It’s a dangerous world for protected information, with major breaches in the news and a challenging cyber-threat environment behind the scenes. Cyber theft for competitive advantage, denial of service attacks, ransomware intrusions, and even state-sponsored espionage are real dangers, as are conventional breaches compromising individuals’ protected information. State PII breach notification obligations loom large for customer and employee data. For BtoC organizations, cardholder data can also be at risk. And HIPAA/HITECH imposes its own breach response requirements for employers’ self-funded health plans.
Organizations must be prepared to respond to data breaches, but effective response is no small matter. There are ten different channels of response activity for an organization that has suffered a security breach: Security, Legal, Forensic, Law Enforcement, Regulators, Insurance Coverage, Public Relations, Stakeholders, Notification, and Personnel Management. Most of these activities are involved in every breach, and all must be dealt with in significant breaches. These activities are not sequential. They play out in parallel, with interrelated effects … and with the response clock ticking.

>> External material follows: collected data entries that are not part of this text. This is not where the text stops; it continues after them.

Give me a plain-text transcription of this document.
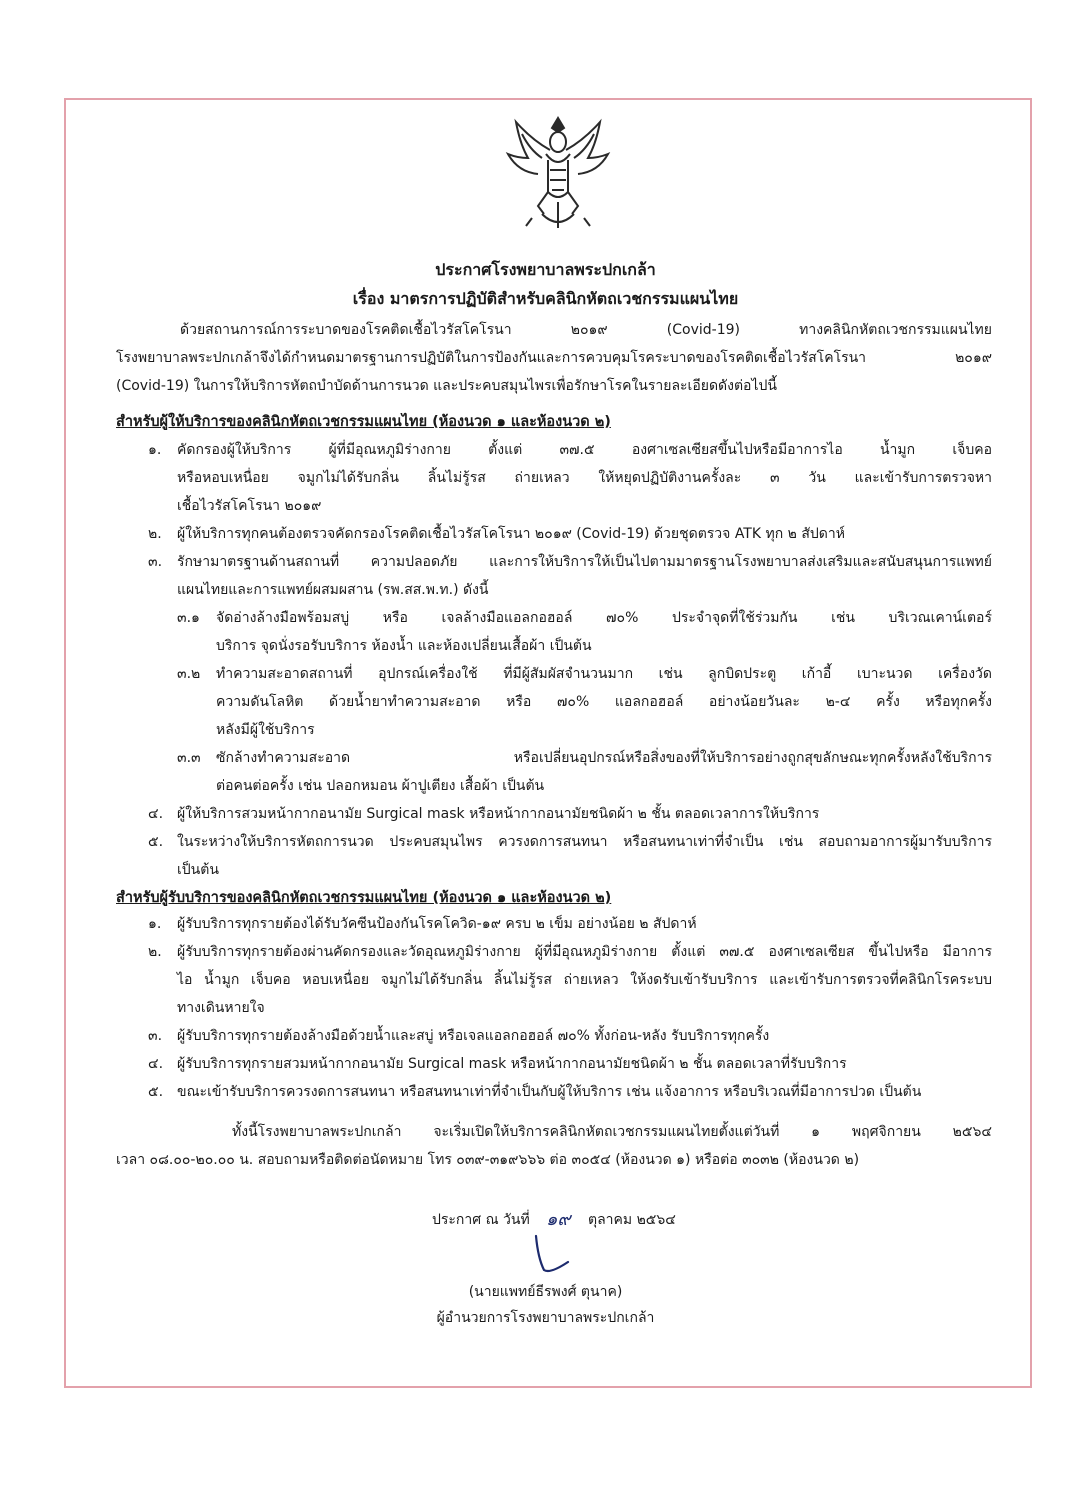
ประกาศโรงพยาบาลพระปกเกล้า

เรื่อง มาตรการปฏิบัติสำหรับคลินิกหัตถเวชกรรมแผนไทย

ด้วยสถานการณ์การระบาดของโรคติดเชื้อไวรัสโคโรนา ๒๐๑๙ (Covid-19) ทางคลินิกหัตถเวชกรรมแผนไทย

โรงพยาบาลพระปกเกล้าจึงได้กำหนดมาตรฐานการปฏิบัติในการป้องกันและการควบคุมโรคระบาดของโรคติดเชื้อไวรัสโคโรนา ๒๐๑๙

(Covid-19) ในการให้บริการหัตถบำบัดด้านการนวด และประคบสมุนไพรเพื่อรักษาโรคในรายละเอียดดังต่อไปนี้

สำหรับผู้ให้บริการของคลินิกหัตถเวชกรรมแผนไทย (ห้องนวด ๑ และห้องนวด ๒)

๑. คัดกรองผู้ให้บริการ ผู้ที่มีอุณหภูมิร่างกาย ตั้งแต่ ๓๗.๕ องศาเซลเซียสขึ้นไปหรือมีอาการไอ น้ำมูก เจ็บคอ

หรือหอบเหนื่อย จมูกไม่ได้รับกลิ่น ลิ้นไม่รู้รส ถ่ายเหลว ให้หยุดปฏิบัติงานครั้งละ ๓ วัน และเข้ารับการตรวจหา

เชื้อไวรัสโคโรนา ๒๐๑๙

๒. ผู้ให้บริการทุกคนต้องตรวจคัดกรองโรคติดเชื้อไวรัสโคโรนา ๒๐๑๙ (Covid-19) ด้วยชุดตรวจ ATK ทุก ๒ สัปดาห์

๓. รักษามาตรฐานด้านสถานที่ ความปลอดภัย และการให้บริการให้เป็นไปตามมาตรฐานโรงพยาบาลส่งเสริมและสนับสนุนการแพทย์

แผนไทยและการแพทย์ผสมผสาน (รพ.สส.พ.ท.) ดังนี้

๓.๑ จัดอ่างล้างมือพร้อมสบู่ หรือ เจลล้างมือแอลกอฮอล์ ๗๐% ประจำจุดที่ใช้ร่วมกัน เช่น บริเวณเคาน์เตอร์

บริการ จุดนั่งรอรับบริการ ห้องน้ำ และห้องเปลี่ยนเสื้อผ้า เป็นต้น

๓.๒ ทำความสะอาดสถานที่ อุปกรณ์เครื่องใช้ ที่มีผู้สัมผัสจำนวนมาก เช่น ลูกบิดประตู เก้าอี้ เบาะนวด เครื่องวัด

ความดันโลหิต ด้วยน้ำยาทำความสะอาด หรือ ๗๐% แอลกอฮอล์ อย่างน้อยวันละ ๒-๔ ครั้ง หรือทุกครั้ง

หลังมีผู้ใช้บริการ

๓.๓ ซักล้างทำความสะอาด หรือเปลี่ยนอุปกรณ์หรือสิ่งของที่ให้บริการอย่างถูกสุขลักษณะทุกครั้งหลังใช้บริการ

ต่อคนต่อครั้ง เช่น ปลอกหมอน ผ้าปูเตียง เสื้อผ้า เป็นต้น

๔. ผู้ให้บริการสวมหน้ากากอนามัย Surgical mask หรือหน้ากากอนามัยชนิดผ้า ๒ ชั้น ตลอดเวลาการให้บริการ

๕. ในระหว่างให้บริการหัตถการนวด ประคบสมุนไพร ควรงดการสนทนา หรือสนทนาเท่าที่จำเป็น เช่น สอบถามอาการผู้มารับบริการ

เป็นต้น

สำหรับผู้รับบริการของคลินิกหัตถเวชกรรมแผนไทย (ห้องนวด ๑ และห้องนวด ๒)

๑. ผู้รับบริการทุกรายต้องได้รับวัคซีนป้องกันโรคโควิด-๑๙ ครบ ๒ เข็ม อย่างน้อย ๒ สัปดาห์

๒. ผู้รับบริการทุกรายต้องผ่านคัดกรองและวัดอุณหภูมิร่างกาย ผู้ที่มีอุณหภูมิร่างกาย ตั้งแต่ ๓๗.๕ องศาเซลเซียส ขึ้นไปหรือ มีอาการ

ไอ น้ำมูก เจ็บคอ หอบเหนื่อย จมูกไม่ได้รับกลิ่น ลิ้นไม่รู้รส ถ่ายเหลว ให้งดรับเข้ารับบริการ และเข้ารับการตรวจที่คลินิกโรคระบบ

ทางเดินหายใจ

๓. ผู้รับบริการทุกรายต้องล้างมือด้วยน้ำและสบู่ หรือเจลแอลกอฮอล์ ๗๐% ทั้งก่อน-หลัง รับบริการทุกครั้ง

๔. ผู้รับบริการทุกรายสวมหน้ากากอนามัย Surgical mask หรือหน้ากากอนามัยชนิดผ้า ๒ ชั้น ตลอดเวลาที่รับบริการ

๕. ขณะเข้ารับบริการควรงดการสนทนา หรือสนทนาเท่าที่จำเป็นกับผู้ให้บริการ เช่น แจ้งอาการ หรือบริเวณที่มีอาการปวด เป็นต้น

ทั้งนี้โรงพยาบาลพระปกเกล้า จะเริ่มเปิดให้บริการคลินิกหัตถเวชกรรมแผนไทยตั้งแต่วันที่ ๑ พฤศจิกายน ๒๕๖๔

เวลา ๐๘.๐๐-๒๐.๐๐ น. สอบถามหรือติดต่อนัดหมาย โทร ๐๓๙-๓๑๙๖๖๖ ต่อ ๓๐๕๔ (ห้องนวด ๑) หรือต่อ ๓๐๓๒ (ห้องนวด ๒)

ประกาศ ณ วันที่ ๑๙ ตุลาคม ๒๕๖๔

(นายแพทย์ธีรพงศ์ ตุนาค)

ผู้อำนวยการโรงพยาบาลพระปกเกล้า
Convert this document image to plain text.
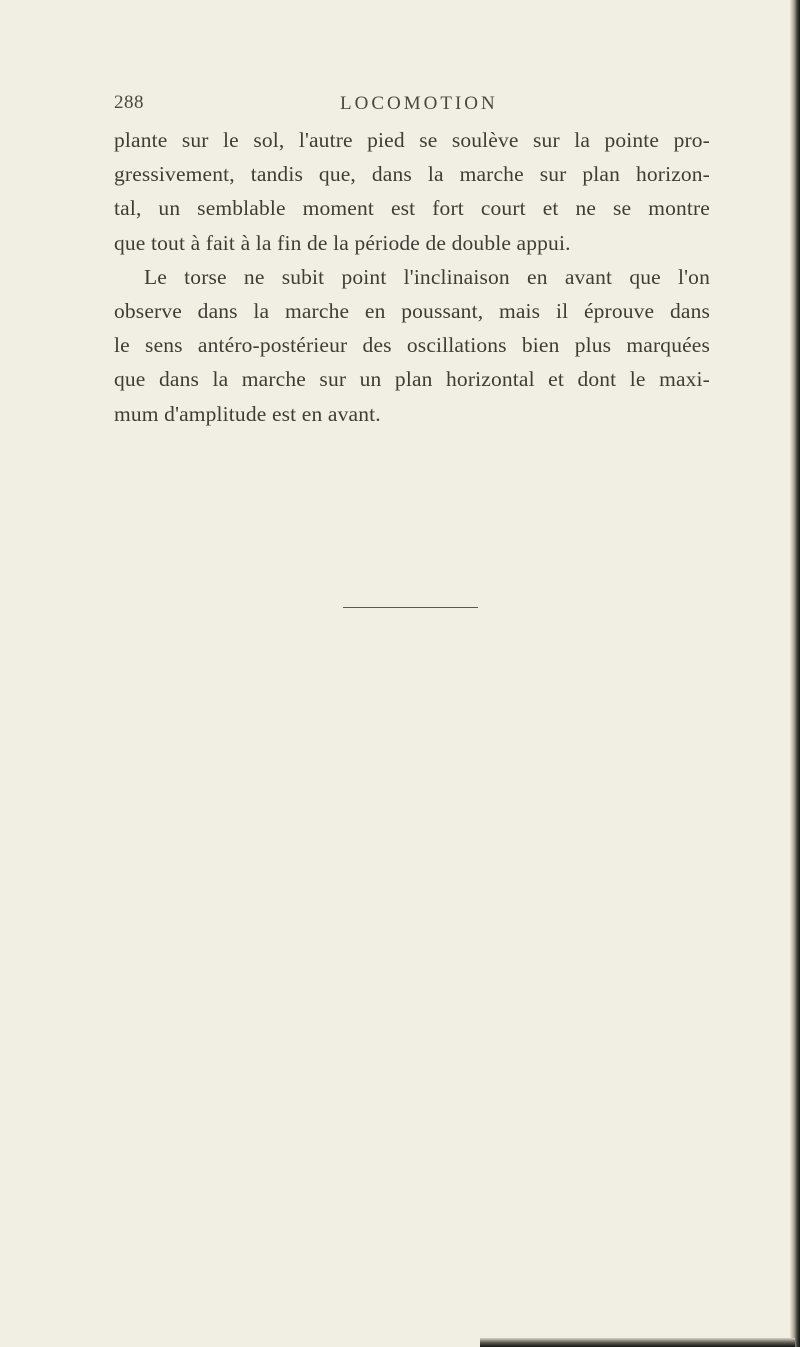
288	LOCOMOTION
plante sur le sol, l'autre pied se soulève sur la pointe pro-
gressivement, tandis que, dans la marche sur plan horizon-
tal, un semblable moment est fort court et ne se montre
que tout à fait à la fin de la période de double appui.
Le torse ne subit point l'inclinaison en avant que l'on
observe dans la marche en poussant, mais il éprouve dans
le sens antéro-postérieur des oscillations bien plus marquées
que dans la marche sur un plan horizontal et dont le maxi-
mum d'amplitude est en avant.
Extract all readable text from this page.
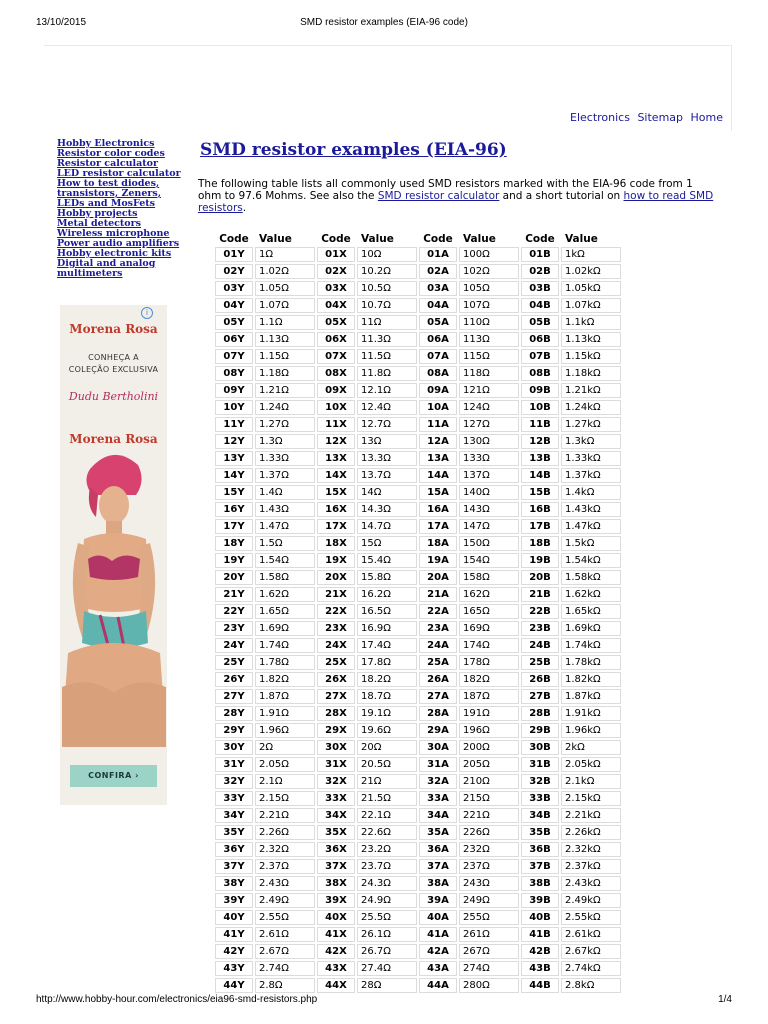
13/10/2015	SMD resistor examples (EIA-96 code)
Electronics Sitemap Home
Hobby Electronics
Resistor color codes
Resistor calculator
LED resistor calculator
How to test diodes, transistors, Zeners, LEDs and MosFets
Hobby projects
Metal detectors
Wireless microphone
Power audio amplifiers
Hobby electronic kits
Digital and analog multimeters
i
Morena Rosa
CONHEÇA A
COLEÇÃO EXCLUSIVA
Dudu Bertholini
Morena Rosa
CONFIRA ›
SMD resistor examples (EIA-96)

The following table lists all commonly used SMD resistors marked with the EIA-96 code from 1 ohm to 97.6 Mohms. See also the SMD resistor calculator and a short tutorial on how to read SMD resistors.

Code	Value	Code	Value	Code	Value	Code	Value
01Y	1Ω	01X	10Ω	01A	100Ω	01B	1kΩ
02Y	1.02Ω	02X	10.2Ω	02A	102Ω	02B	1.02kΩ
03Y	1.05Ω	03X	10.5Ω	03A	105Ω	03B	1.05kΩ
04Y	1.07Ω	04X	10.7Ω	04A	107Ω	04B	1.07kΩ
05Y	1.1Ω	05X	11Ω	05A	110Ω	05B	1.1kΩ
06Y	1.13Ω	06X	11.3Ω	06A	113Ω	06B	1.13kΩ
07Y	1.15Ω	07X	11.5Ω	07A	115Ω	07B	1.15kΩ
08Y	1.18Ω	08X	11.8Ω	08A	118Ω	08B	1.18kΩ
09Y	1.21Ω	09X	12.1Ω	09A	121Ω	09B	1.21kΩ
10Y	1.24Ω	10X	12.4Ω	10A	124Ω	10B	1.24kΩ
11Y	1.27Ω	11X	12.7Ω	11A	127Ω	11B	1.27kΩ
12Y	1.3Ω	12X	13Ω	12A	130Ω	12B	1.3kΩ
13Y	1.33Ω	13X	13.3Ω	13A	133Ω	13B	1.33kΩ
14Y	1.37Ω	14X	13.7Ω	14A	137Ω	14B	1.37kΩ
15Y	1.4Ω	15X	14Ω	15A	140Ω	15B	1.4kΩ
16Y	1.43Ω	16X	14.3Ω	16A	143Ω	16B	1.43kΩ
17Y	1.47Ω	17X	14.7Ω	17A	147Ω	17B	1.47kΩ
18Y	1.5Ω	18X	15Ω	18A	150Ω	18B	1.5kΩ
19Y	1.54Ω	19X	15.4Ω	19A	154Ω	19B	1.54kΩ
20Y	1.58Ω	20X	15.8Ω	20A	158Ω	20B	1.58kΩ
21Y	1.62Ω	21X	16.2Ω	21A	162Ω	21B	1.62kΩ
22Y	1.65Ω	22X	16.5Ω	22A	165Ω	22B	1.65kΩ
23Y	1.69Ω	23X	16.9Ω	23A	169Ω	23B	1.69kΩ
24Y	1.74Ω	24X	17.4Ω	24A	174Ω	24B	1.74kΩ
25Y	1.78Ω	25X	17.8Ω	25A	178Ω	25B	1.78kΩ
26Y	1.82Ω	26X	18.2Ω	26A	182Ω	26B	1.82kΩ
27Y	1.87Ω	27X	18.7Ω	27A	187Ω	27B	1.87kΩ
28Y	1.91Ω	28X	19.1Ω	28A	191Ω	28B	1.91kΩ
29Y	1.96Ω	29X	19.6Ω	29A	196Ω	29B	1.96kΩ
30Y	2Ω	30X	20Ω	30A	200Ω	30B	2kΩ
31Y	2.05Ω	31X	20.5Ω	31A	205Ω	31B	2.05kΩ
32Y	2.1Ω	32X	21Ω	32A	210Ω	32B	2.1kΩ
33Y	2.15Ω	33X	21.5Ω	33A	215Ω	33B	2.15kΩ
34Y	2.21Ω	34X	22.1Ω	34A	221Ω	34B	2.21kΩ
35Y	2.26Ω	35X	22.6Ω	35A	226Ω	35B	2.26kΩ
36Y	2.32Ω	36X	23.2Ω	36A	232Ω	36B	2.32kΩ
37Y	2.37Ω	37X	23.7Ω	37A	237Ω	37B	2.37kΩ
38Y	2.43Ω	38X	24.3Ω	38A	243Ω	38B	2.43kΩ
39Y	2.49Ω	39X	24.9Ω	39A	249Ω	39B	2.49kΩ
40Y	2.55Ω	40X	25.5Ω	40A	255Ω	40B	2.55kΩ
41Y	2.61Ω	41X	26.1Ω	41A	261Ω	41B	2.61kΩ
42Y	2.67Ω	42X	26.7Ω	42A	267Ω	42B	2.67kΩ
43Y	2.74Ω	43X	27.4Ω	43A	274Ω	43B	2.74kΩ
44Y	2.8Ω	44X	28Ω	44A	280Ω	44B	2.8kΩ
http://www.hobby-hour.com/electronics/eia96-smd-resistors.php	1/4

Many organizations have important elements already in place for certain IT Security activities, and some have a Computer Security Incident Response Team (CSIRT or CIRT), usually with IT Security leadership, focused on computer security activities for incident response. Though important, these IT Security capabilities are typically neither designed nor adequate to manage the other nine activity channels needed for breach response.
Deciding how to handle all of these interwoven activities in the midst of an actual breach, with no advance planning, is a guarantee for failure. There simply is no substitute for preparation. Effective breach response readiness requires that the organization understand what will be needed in each of the ten activity channels for its anticipated breach scenarios, and also how these activities will be managed simultaneously to avoid unnecessary risk, delay, and cost.